Remember when we talked about the phrase “Be with me.”
We compared the verb ‘be’ with the action the male craves in physical intimacy.
We compared the preposition ‘with’ as the word that comes before a noun to form a phrase, a preparation word, to describe the need for emotional intimacy desired by women.
To take this comparison a step further, if we use the word preposition to describe the female’s role, what word should we use for the male? Well, I have a proposition. How ’bout we change the first e of preposition to an o, — changing the word preposition to proposition?!
He just wants to make a proposition, a proposal. Nothing fancy. No big expectations.
How ’bout we spend the rest of our lives together?

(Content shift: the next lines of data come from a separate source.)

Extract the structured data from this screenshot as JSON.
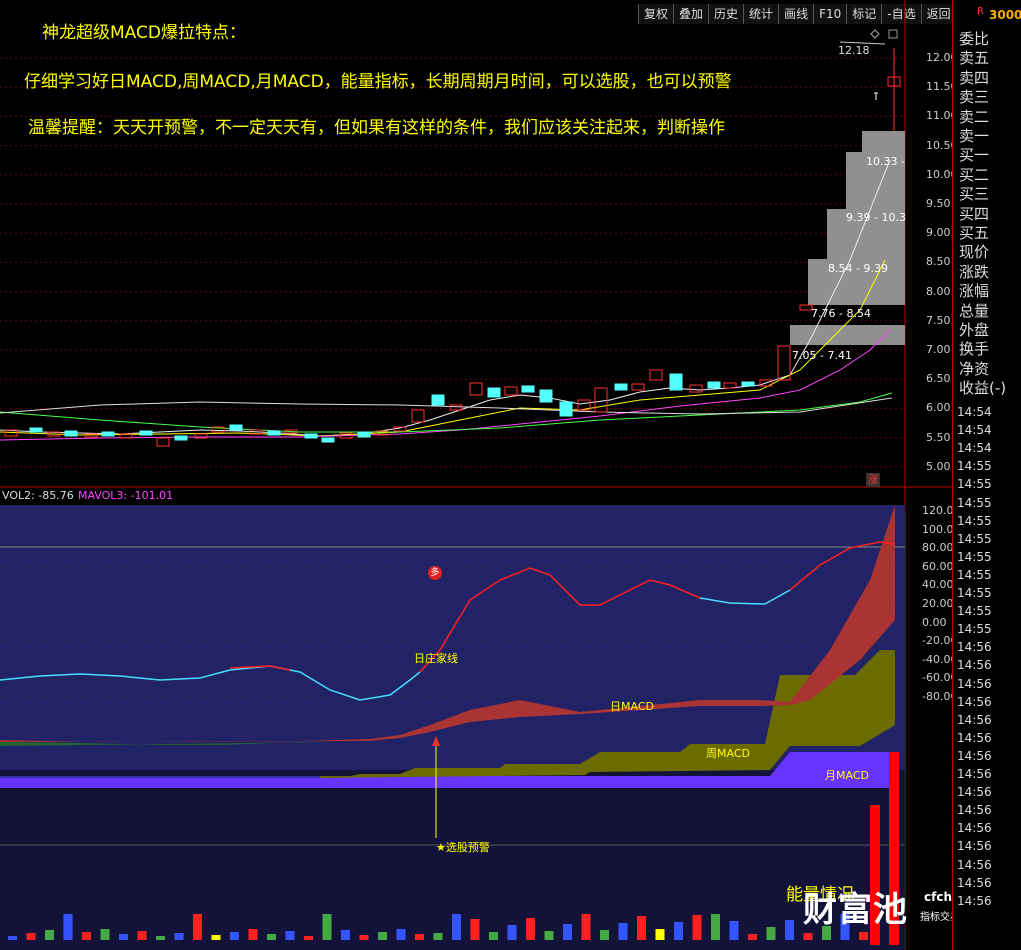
{
  "toolbar": [
    "复权",
    "叠加",
    "历史",
    "统计",
    "画线",
    "F10",
    "标记",
    "-自选",
    "返回"
  ],
  "corner": {
    "r": "R",
    "code": "3000"
  },
  "annotations": {
    "title": "神龙超级MACD爆拉特点：",
    "line1": "仔细学习好日MACD,周MACD,月MACD，能量指标，长期周期月时间，可以选股，也可以预警",
    "line2": "温馨提醒：天天开预警，不一定天天有，但如果有这样的条件，我们应该关注起来，判断操作"
  },
  "price_axis": [
    "12.00",
    "11.50",
    "11.00",
    "10.50",
    "10.00",
    "9.50",
    "9.00",
    "8.50",
    "8.00",
    "7.50",
    "7.00",
    "6.50",
    "6.00",
    "5.50",
    "5.00"
  ],
  "max_price": "12.18",
  "price_bands": [
    "10.33 -",
    "9.39 - 10.3",
    "8.54 - 9.39",
    "7.76 - 8.54",
    "7.05 - 7.41"
  ],
  "limit_badge": "涨",
  "indicator": {
    "vol_label": "VOL2: -85.76",
    "mavol_label": "MAVOL3: -101.01",
    "axis": [
      "120.0",
      "100.0",
      "80.00",
      "60.00",
      "40.00",
      "20.00",
      "0.00",
      "-20.00",
      "-40.00",
      "-60.00",
      "-80.00"
    ],
    "marker_icon": "多",
    "day_zhuang": "日庄家线",
    "day_macd": "日MACD",
    "week_macd": "周MACD",
    "month_macd": "月MACD",
    "alert": "★选股预警",
    "energy": "能量情况"
  },
  "watermark": {
    "brand": "财富池",
    "site": "cfchi.com",
    "sub": "指标交易平台"
  },
  "right_panel": {
    "labels": [
      "委比",
      "卖五",
      "卖四",
      "卖三",
      "卖二",
      "卖一",
      "买一",
      "买二",
      "买三",
      "买四",
      "买五",
      "现价",
      "涨跌",
      "涨幅",
      "总量",
      "外盘",
      "换手",
      "净资",
      "收益(-)"
    ],
    "times": [
      "14:54",
      "14:54",
      "14:54",
      "14:55",
      "14:55",
      "14:55",
      "14:55",
      "14:55",
      "14:55",
      "14:55",
      "14:55",
      "14:55",
      "14:55",
      "14:56",
      "14:56",
      "14:56",
      "14:56",
      "14:56",
      "14:56",
      "14:56",
      "14:56",
      "14:56",
      "14:56",
      "14:56",
      "14:56",
      "14:56",
      "14:56",
      "14:56"
    ]
  },
  "colors": {
    "up": "#ff3030",
    "down": "#54ffff",
    "panel": "#222266",
    "accent": "#ffff00"
  }
}
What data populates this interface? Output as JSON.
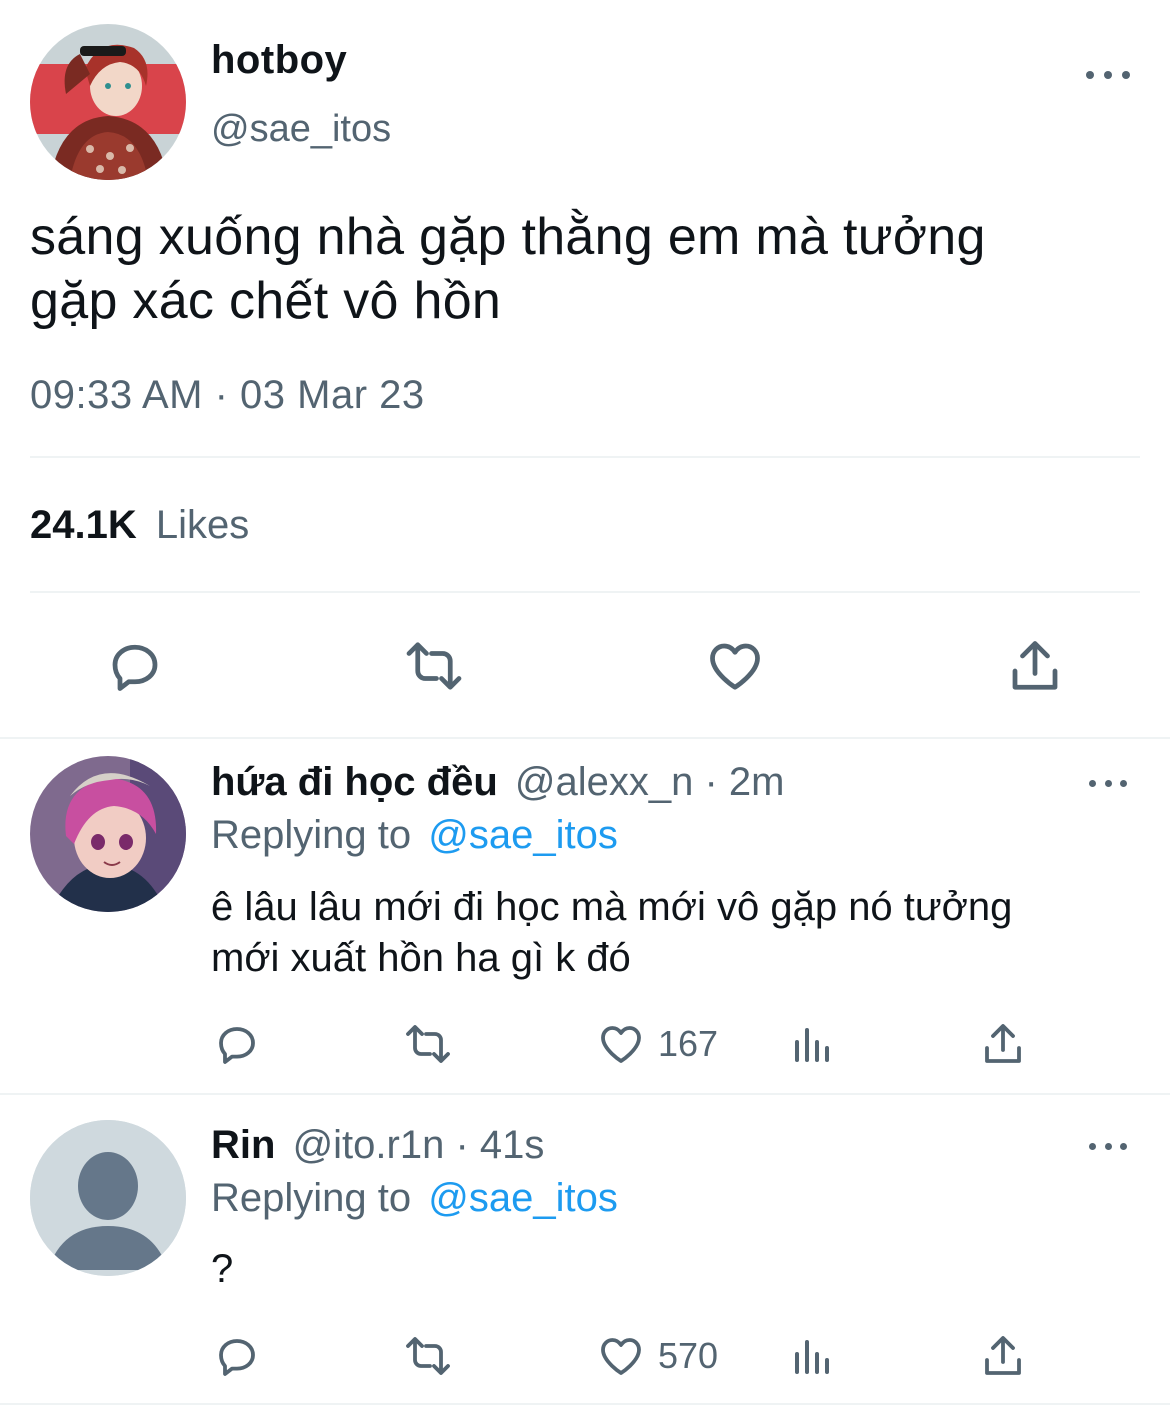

And how does she react to his proposal?
She goes full gear into preposition mode. She books the hall, tries on a hundred dresses, orders a cake, that is more pricey than tasty, and forces him to listen to endless plans about swatches and selections!
But if not for her pre-position, her preparation — then today I would not have had the awwwwwww, and the sigh, and the tears as he surprised her by serenading her at the piano as he sang, “What A Difference You’ve Made In My Life,” tender tears dripping like diamonds onto her beautiful white gown.
(And the cake was awesome, too!)
I witnessed how a proposition, through preposition, became a beautiful beginning, as the girl-turned-woman, wed a man, and two-became-one as they began their life story together.
There’s just one letter difference between proposition and preposition, but what a world of differences they are about to discover! And so, women cry at weddings. . .
And yet. . .
He just wants to be with you!
And as much as you try to prepare for everything, does it ever seem that you’re not prepared to . . . just be with him?
Here’s a hint. When he’s got a proposition, instead of going into preposition/preparation mode, just consider saying yes.
When he asks you to dance, let him lead.
When he offers his hand, take it and follow him.
When he wants to be with. . . be with.
There is a great need in the man for him to be able to make a proposition, and it is incredibly exciting for him, when you respond to his lead and follow. . . with an I do! No preparation required.
It doesn’t have to always be about preposition! You don’t always have to prepare the way. It’s okay to be a helping verb — a helpmeet — a respondent to the proposition.
I have a proposition for you. Whatever he suggests next, whatever that happens to be, surprise him by saying “I do.” No strings attached, no expectations, just agreeable, cooperative “YES”.
Julie and Sam, may you always remember the power of “I do” and “I will”, it’s all it takes to sustain a marriage, through the grace and favor of God’s covenant keeping power.
And Marc, after twenty-seven years. . . I still do!